Street Tree Information
Every year, the City of Madison adds around 20 to 40 street trees. Placement of the trees can provide many benefits to City residents.
- Trees lower street and sidewalk temperatures during summer months.
- Shade trees can reduce air conditioning costs and help cleanse the air of diesel and dust.
- Trees absorb carbon dioxide, which helps ease the negative effects of greenhouses gasses.
- Tree roots help hold storm water in soil.
- Tree-lined streets encourage motorists to drive slower.
- Tree leave and roots filter particles from storm water, improving water quality.
- Trees significantly enhance property values.
The city arborist oversees the health and maintenance of these trees throughout the year.
Tree Planting Programs
The City of Madison has a variety of programs available for residents interested in adding trees to public spaces around their building and homes.
Replacing Existing Trees
If a tree was removed in front of your house, it can be replaced at no expense to you. Call 812-265-8300, and leave your name, address, and phone number. The City Arborist will contact you about a replacement.
Requesting a New Tree Planting
You may request a new tree from the City Arborist. In which case, your address will be added to the City’s list of future tree planting locations. There is no charge for this, but it is not a guarantee that a tree will be planted at your address.

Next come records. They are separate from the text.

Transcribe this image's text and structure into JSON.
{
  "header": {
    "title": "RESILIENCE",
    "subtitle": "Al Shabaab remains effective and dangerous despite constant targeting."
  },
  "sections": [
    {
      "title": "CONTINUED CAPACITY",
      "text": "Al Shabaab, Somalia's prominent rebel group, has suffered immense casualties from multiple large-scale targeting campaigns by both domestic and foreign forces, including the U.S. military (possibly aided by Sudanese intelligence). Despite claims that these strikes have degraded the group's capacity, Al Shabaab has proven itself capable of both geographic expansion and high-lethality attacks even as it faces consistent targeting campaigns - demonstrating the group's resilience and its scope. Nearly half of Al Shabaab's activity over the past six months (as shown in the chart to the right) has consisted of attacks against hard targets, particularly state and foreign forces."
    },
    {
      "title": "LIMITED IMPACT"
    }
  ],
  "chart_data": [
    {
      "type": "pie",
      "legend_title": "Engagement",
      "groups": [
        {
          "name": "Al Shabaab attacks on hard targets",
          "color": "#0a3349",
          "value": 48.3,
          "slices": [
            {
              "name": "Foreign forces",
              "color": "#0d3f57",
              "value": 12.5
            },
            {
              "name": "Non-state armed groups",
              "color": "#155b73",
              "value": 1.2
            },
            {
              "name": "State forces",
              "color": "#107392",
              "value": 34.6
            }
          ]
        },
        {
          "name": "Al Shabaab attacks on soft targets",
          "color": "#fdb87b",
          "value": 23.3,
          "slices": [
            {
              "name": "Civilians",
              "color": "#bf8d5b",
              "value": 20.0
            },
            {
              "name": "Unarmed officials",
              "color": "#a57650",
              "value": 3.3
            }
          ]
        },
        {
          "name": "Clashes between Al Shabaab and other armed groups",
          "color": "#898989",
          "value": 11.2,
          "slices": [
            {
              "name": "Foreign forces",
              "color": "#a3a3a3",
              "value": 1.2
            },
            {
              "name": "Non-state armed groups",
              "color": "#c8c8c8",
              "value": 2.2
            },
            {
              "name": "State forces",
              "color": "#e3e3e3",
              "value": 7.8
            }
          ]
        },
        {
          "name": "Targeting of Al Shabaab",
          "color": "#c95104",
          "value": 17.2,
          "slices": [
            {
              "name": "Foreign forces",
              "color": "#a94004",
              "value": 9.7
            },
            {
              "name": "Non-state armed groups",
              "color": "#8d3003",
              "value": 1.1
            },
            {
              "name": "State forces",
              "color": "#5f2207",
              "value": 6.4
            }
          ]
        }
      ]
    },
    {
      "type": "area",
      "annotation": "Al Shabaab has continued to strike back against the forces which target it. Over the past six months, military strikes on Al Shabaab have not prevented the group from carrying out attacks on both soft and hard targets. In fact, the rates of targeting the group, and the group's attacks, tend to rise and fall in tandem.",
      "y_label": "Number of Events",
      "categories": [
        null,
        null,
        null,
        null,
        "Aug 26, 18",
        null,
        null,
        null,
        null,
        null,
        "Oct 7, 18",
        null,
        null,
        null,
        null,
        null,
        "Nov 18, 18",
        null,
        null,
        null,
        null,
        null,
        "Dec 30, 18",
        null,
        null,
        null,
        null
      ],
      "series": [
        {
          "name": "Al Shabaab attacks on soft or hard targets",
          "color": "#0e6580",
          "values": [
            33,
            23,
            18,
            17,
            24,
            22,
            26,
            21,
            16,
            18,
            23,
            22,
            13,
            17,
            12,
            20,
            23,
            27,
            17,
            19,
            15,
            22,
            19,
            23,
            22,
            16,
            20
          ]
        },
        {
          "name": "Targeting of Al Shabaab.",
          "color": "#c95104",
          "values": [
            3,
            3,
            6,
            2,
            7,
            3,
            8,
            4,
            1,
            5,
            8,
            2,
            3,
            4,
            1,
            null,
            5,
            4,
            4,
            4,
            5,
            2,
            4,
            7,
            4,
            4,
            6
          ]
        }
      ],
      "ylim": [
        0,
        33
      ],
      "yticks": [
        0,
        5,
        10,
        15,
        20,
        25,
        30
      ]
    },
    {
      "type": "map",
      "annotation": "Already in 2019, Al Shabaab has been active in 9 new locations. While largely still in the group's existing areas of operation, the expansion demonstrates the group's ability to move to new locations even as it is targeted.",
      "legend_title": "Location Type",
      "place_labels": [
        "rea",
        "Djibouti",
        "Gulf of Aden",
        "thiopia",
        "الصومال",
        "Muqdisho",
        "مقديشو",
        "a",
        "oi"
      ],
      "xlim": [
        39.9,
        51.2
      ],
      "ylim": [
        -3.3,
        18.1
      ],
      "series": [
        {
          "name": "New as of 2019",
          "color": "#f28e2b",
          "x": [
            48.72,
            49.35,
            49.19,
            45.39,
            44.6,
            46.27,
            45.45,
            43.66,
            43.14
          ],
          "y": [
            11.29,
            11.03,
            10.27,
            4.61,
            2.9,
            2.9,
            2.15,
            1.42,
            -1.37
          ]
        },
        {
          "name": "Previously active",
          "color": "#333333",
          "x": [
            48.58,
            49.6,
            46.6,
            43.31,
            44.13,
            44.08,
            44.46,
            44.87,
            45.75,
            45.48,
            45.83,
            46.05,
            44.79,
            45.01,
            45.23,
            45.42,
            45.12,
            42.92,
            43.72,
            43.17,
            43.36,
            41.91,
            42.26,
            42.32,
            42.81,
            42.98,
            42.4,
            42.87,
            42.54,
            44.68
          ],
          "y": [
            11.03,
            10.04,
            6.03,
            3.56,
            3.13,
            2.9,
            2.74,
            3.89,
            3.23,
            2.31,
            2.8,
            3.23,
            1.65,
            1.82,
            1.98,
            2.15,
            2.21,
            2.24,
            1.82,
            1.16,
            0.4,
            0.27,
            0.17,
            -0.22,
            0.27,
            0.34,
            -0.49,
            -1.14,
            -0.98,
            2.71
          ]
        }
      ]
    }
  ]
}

Commemorative Tree Program
The Commemorative Tree Program is another option for people or organizations to honor a person, significant life event, or other occasion. Your cost for a commemorative tree planting is $200.
Plantings generally take place in spring or in the fall when necessary. All street trees depend on the help of residents for weeding and watering. For new street trees, weekly watering and weeding is critical for their survival.
How to Care for Street Trees
Please be cautious when trimming around trees. Weed Whackers are the most common cause of death for Street Trees. As people trim grass around the base of the trunk, the nylon lines are often cutting completely through the bark of the tree. The tree bark carries food and water up the tree. Without bark, the tree will die. As noted, city trees depend greatly on residents for weeding. This is especially true with newly planted trees. Place a hose running at a slow trickle until the ground is well-soaked. "Tree bags" can also work well.
Bylaws Related to Trees and Shrubs
The City Arborist oversees the maintenance of trees and shrubs located on public sidewalks and streets, and enforces the maintenance of trees and shrubs on private property in order to ensure our community remains beautiful.
Trees on Public Property
Under our Tree Protection bylaw, the maintenance of trees on public property is the sole responsibility of the City Arborist. Our bylaw states that: -Cutting, removing, or pruning of the City of Madison Trees is prohibited until City permission is granted.
- Citizens cannot penetrate the bark or attach any object or sign to trees on City land.
- Citizens cannot spray City trees with any substance except water.
- Citizens cannot attach electrical cords or objects to City trees.